Note: PyTorch models must be in TorchScript format, and TensorFlow models must be in SavedModel format. Or pass any ONNX model.

  • Parameters:

  • Returns:

    The loaded model, compiled and ready to execute.

  • Return type:

    Model

  • Raises:

    RuntimeError – If the path provided is invalid.

Model

class max.engine.Model

A loaded model that you can execute.

Do not instantiate this class directly. Instead, create it with InferenceSession.

execute()

execute(*args, **kwargs) → dict[str, ndarray | dict | list | tuple]

Executes the model with the provided input and returns the outputs.

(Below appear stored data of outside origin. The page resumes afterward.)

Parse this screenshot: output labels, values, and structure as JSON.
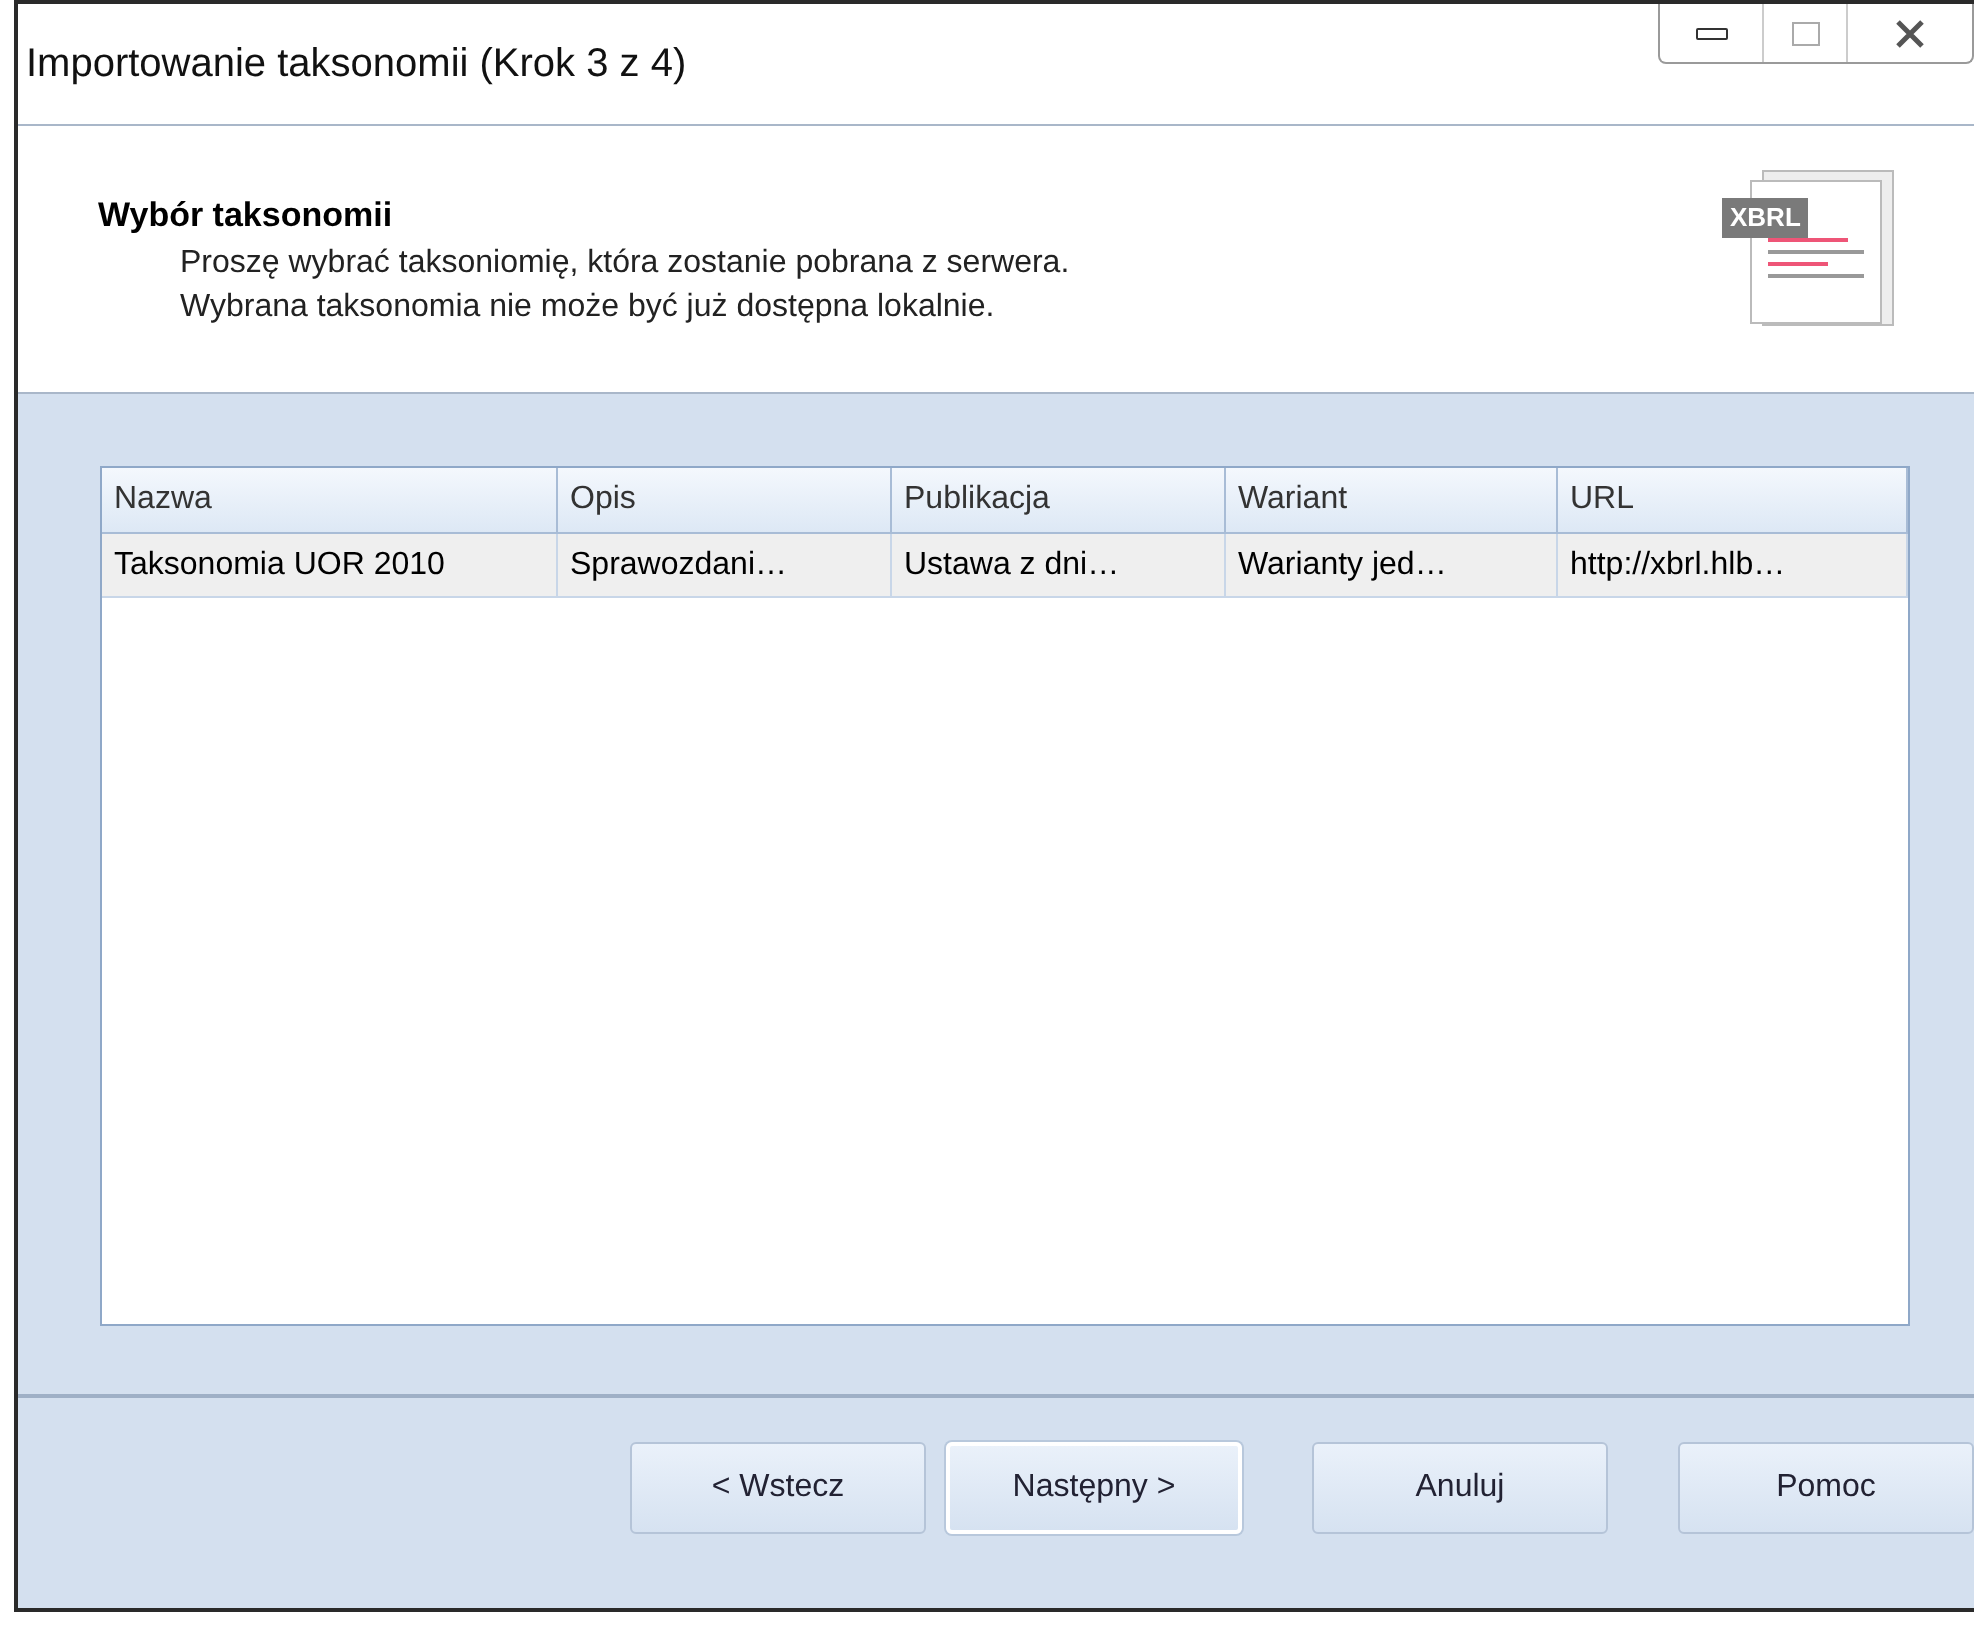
{
  "window": {
    "title": "Importowanie taksonomii (Krok 3 z 4)"
  },
  "header": {
    "title": "Wybór taksonomii",
    "lines": [
      "Proszę wybrać taksoniomię, która zostanie pobrana z serwera.",
      "Wybrana taksonomia nie może być już dostępna lokalnie."
    ],
    "badge": "XBRL"
  },
  "table": {
    "columns": [
      "Nazwa",
      "Opis",
      "Publikacja",
      "Wariant",
      "URL"
    ],
    "rows": [
      {
        "selected": true,
        "cells": [
          "Taksonomia UOR 2010",
          "Sprawozdani…",
          "Ustawa z dni…",
          "Warianty jed…",
          "http://xbrl.hlb…"
        ]
      }
    ]
  },
  "buttons": [
    {
      "label": "< Wstecz",
      "focused": false
    },
    {
      "label": "Następny >",
      "focused": true
    },
    {
      "label": "Anuluj",
      "focused": false
    },
    {
      "label": "Pomoc",
      "focused": false
    }
  ]
}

For example, if the model has one input tensor named “input”:

input_tensor = np.random.rand(1, 224, 224, 3)
model.execute(input=input_tensor)
  • Parameters:

    • args – Currently not supported. You must specify inputs using kwargs.
    • kwargs – The input tensors, each specified with the appropriate tensor name as a keyword and its value as an ndarray. You can find the tensor names to use as keywords from input_metadata.
  • Returns:

    A dictionary of output values, each as an ndarray, Dict, List, or Tuple identified by its output name.

  • Return type:

    Dict

  • Raises:

    • RuntimeError – If the given input tensors’ name and shape don’t match what the model expects.
    • TypeError – If the given input tensors’ dtype cannot be cast to what the model expects.

input_metadata

property input_metadata*: list[TensorSpec]*

Metadata about the model’s input tensors, as a list of TensorSpec objects.

For example, you can print the input tensor names, shapes, and dtypes:

for tensor in model.input_metadata:
print(f'name: {tensor.name}, shape: {tensor.shape}, dtype: {tensor.dtype}')

output_metadata

property output_metadata*: list[TensorSpec]*

Metadata about the model’s output tensors, as a list of TensorSpec objects.

For example, you can print the output tensor names, shapes, and dtypes:

for tensor in model.ouput_metadata:
print(f'name: {tensor.name}, shape: {tensor.shape}, dtype: {tensor.dtype}')

TensorSpec

class max.engine.TensorSpec(shape: list[int | None] | None, dtype: DType, name: str)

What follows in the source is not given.